December 2015

Students move from Falk Crest to Boyer

The disruption in living arrangements that has been part of students’ lives this semester is continuing: Students living in Falk Crest have been moved to Boyer Hall due to structural problems in Falk Crest.

The feels like deja-vu all over again to many students who had been living in Boyer earlier in the semester before they were moved to Falk Crest due to low enrollment.

According to Ann Brown, Dean of Women, an engineer inspected Falk Crest recently and verified that the first floors of Falk Crest A and B buildings have structural damage and deterioration. University officials were advised to move the students living on these floors immediately to ensure their safety, Ms. Brown said. All students, male and female, who were living on these floors were moved to Boyer Hall, which was originally an all male dorm and has communal bathrooms.

Asked about this disruptive back and forth, Ms. Brown explained, “We didn’t know about the structural damage to the buildings earlier in the semester, otherwise we would not have placed students on the first floor.”

When Boyer was shut down earlier this semester, it was the fourth dorm that St. Augustine’s had shut down in the past year and half, joining Lynch, Baker and Atkinson. School officials attribute the closings to safety issues and declining enrollment.

The affected students were not happy, especially with the end of the semester being so close. Jaelen Daniels, a sophomore psychology major, lived in Boyer Hall in the beginning of the year, and then he was moved to Falk Crest earlier this year, and now finds himself back in Boyer.
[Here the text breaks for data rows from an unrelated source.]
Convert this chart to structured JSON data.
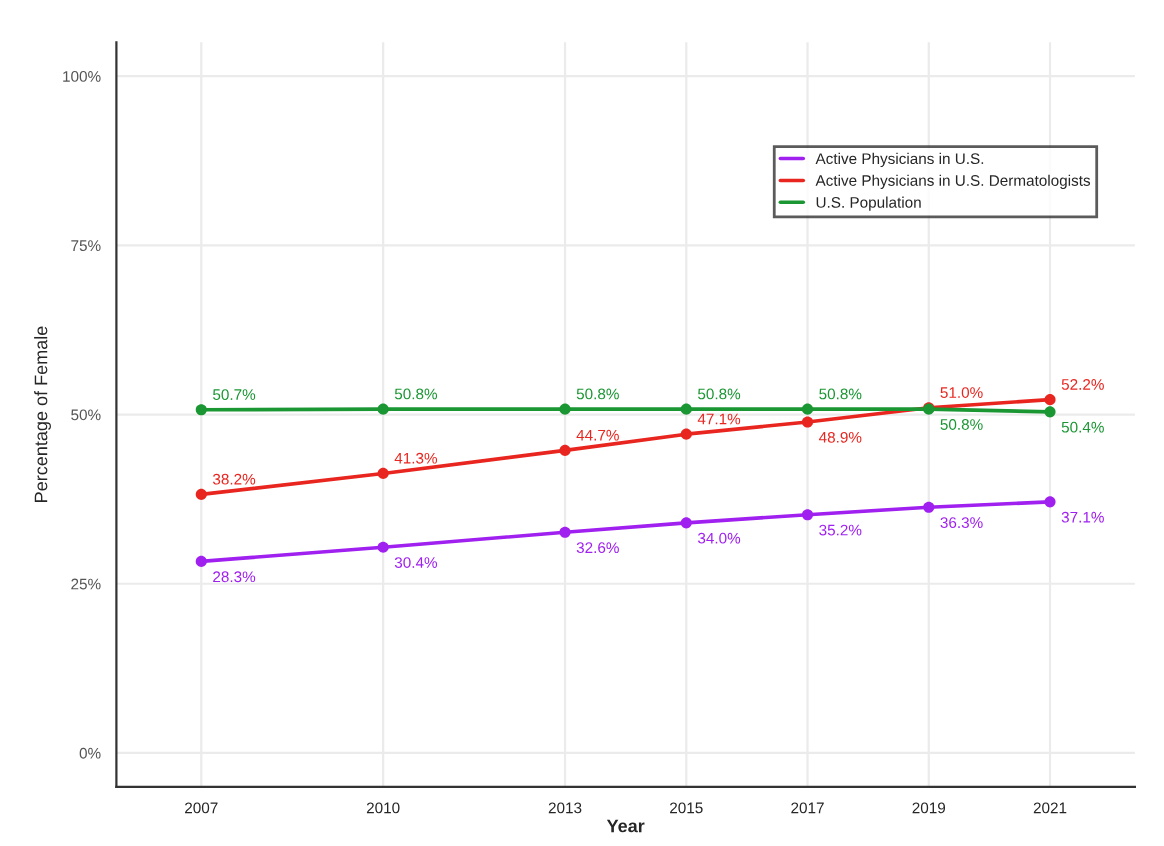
{
  "chart_data": {
    "type": "line",
    "xlabel": "Year",
    "ylabel": "Percentage of Female",
    "x": [
      2007,
      2010,
      2013,
      2015,
      2017,
      2019,
      2021
    ],
    "series": [
      {
        "name": "Active Physicians in U.S.",
        "color": "#a020f0",
        "values": [
          28.3,
          30.4,
          32.6,
          34.0,
          35.2,
          36.3,
          37.1
        ],
        "value_labels": [
          "28.3%",
          "30.4%",
          "32.6%",
          "34.0%",
          "35.2%",
          "36.3%",
          "37.1%"
        ]
      },
      {
        "name": "Active Physicians in U.S. Dermatologists",
        "color": "#e8261f",
        "values": [
          38.2,
          41.3,
          44.7,
          47.1,
          48.9,
          51.0,
          52.2
        ],
        "value_labels": [
          "38.2%",
          "41.3%",
          "44.7%",
          "47.1%",
          "48.9%",
          "51.0%",
          "52.2%"
        ]
      },
      {
        "name": "U.S. Population",
        "color": "#1a9633",
        "values": [
          50.7,
          50.8,
          50.8,
          50.8,
          50.8,
          50.8,
          50.4
        ],
        "value_labels": [
          "50.7%",
          "50.8%",
          "50.8%",
          "50.8%",
          "50.8%",
          "50.8%",
          "50.4%"
        ]
      }
    ],
    "xlim": [
      2005.6,
      2022.4
    ],
    "xticks": [
      2007,
      2010,
      2013,
      2015,
      2017,
      2019,
      2021
    ],
    "ylim": [
      -5,
      105
    ],
    "yticks": [
      {
        "value": 0,
        "label": "0%"
      },
      {
        "value": 25,
        "label": "25%"
      },
      {
        "value": 50,
        "label": "50%"
      },
      {
        "value": 75,
        "label": "75%"
      },
      {
        "value": 100,
        "label": "100%"
      }
    ],
    "grid": true,
    "legend": "top right",
    "marker": "circle",
    "line_style": "solid"
  }
}
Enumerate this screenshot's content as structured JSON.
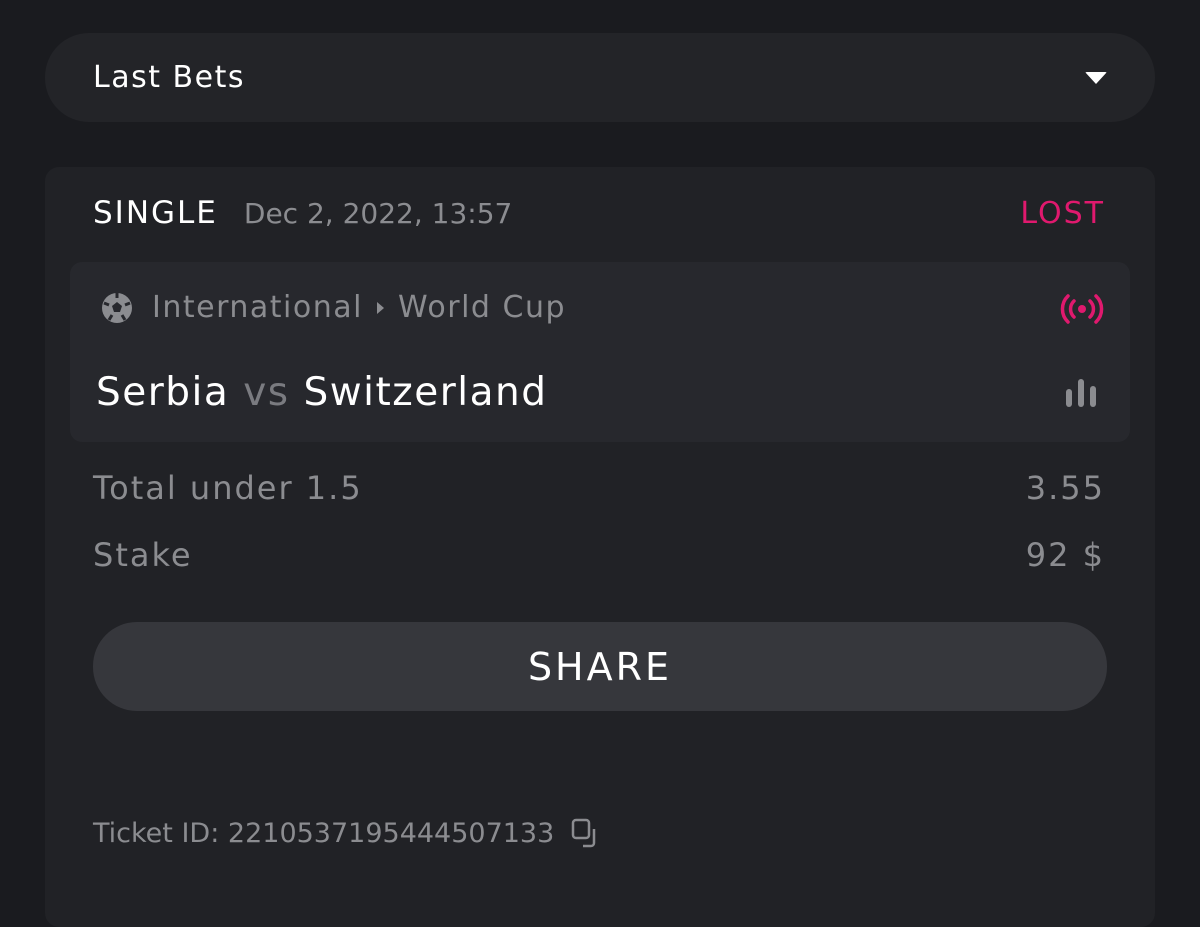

“I wish we didn’t have to move,” Daniels said. “I understand the reason, but I don’t like it. I think it was careless when we are about to leave in about a week.”

Daniels is further disappointed because Falk Crest offers more privacy and better amenities. “I thought moving from Boyer to Falk Crest was better because I had my own bathroom,” he said. “Now I’m back in Boyer and I wish the bathrooms looked better. I wish Boyer was better.”

Porsha Cox, a junior visual arts major, also had to move from Falk Crest to Boyer. She had never lived in Boyer before and is not pleased. “I feel like me moving to Boyer is a very unpleasant and drastic change for me,” Cox said. “It’s not comfortable for me. I feel like I should be able to live in the comfort of my own room and have access to my own bathroom like I’ve had in the past couple years.”

Administrators sympathize with the students but said the action was unavoidable. “I know they don’t like moving near the end of the semester,” said Dr. Ronald Brown, Vice President for Strategic Initiatives. “I don’t blame them.”

Ms. Brown said most students didn’t want to move. “It was challenging for them and their main concern was the community bathrooms,”  she said. “Some students said they did not mind moving because they were fearful of the floor caving in.”

Ms. Brown added male and female students are on separate floors and that locks have been installed on the bathroom doors on floors where the girls stay. Each female student will have a key to the bathroom that corresponds with their floor, she explained.

Along with the locks, Dr. Brown said there will be 24-hour surveillance cameras installed within the building, “We have taken precautions to ensure the safety of our students,” Ms. Brown added. “Boyer Hall will probably be the most secure building on campus after all the locks and cameras are fully installed.”

Some students wondered whether they will receive a refund for having to move from Falk Crest to Boyer Hall, where the residential fees are lower. Both Ms. Brown and Dr. Brown stated that students who paid extra funds to stay in Falk Crest but had to move to Boyer will have their accounts prorated and their bill will be adjusted accordingly.

Along with the reconstruction of the first floors of Falk Crest Buildings A and B, Dr. Brown has pointed out that Weston Hall’s elevator is also in need of repair. Saint Augustine’s University is doing its best to complete these tasks as soon as possible, he said.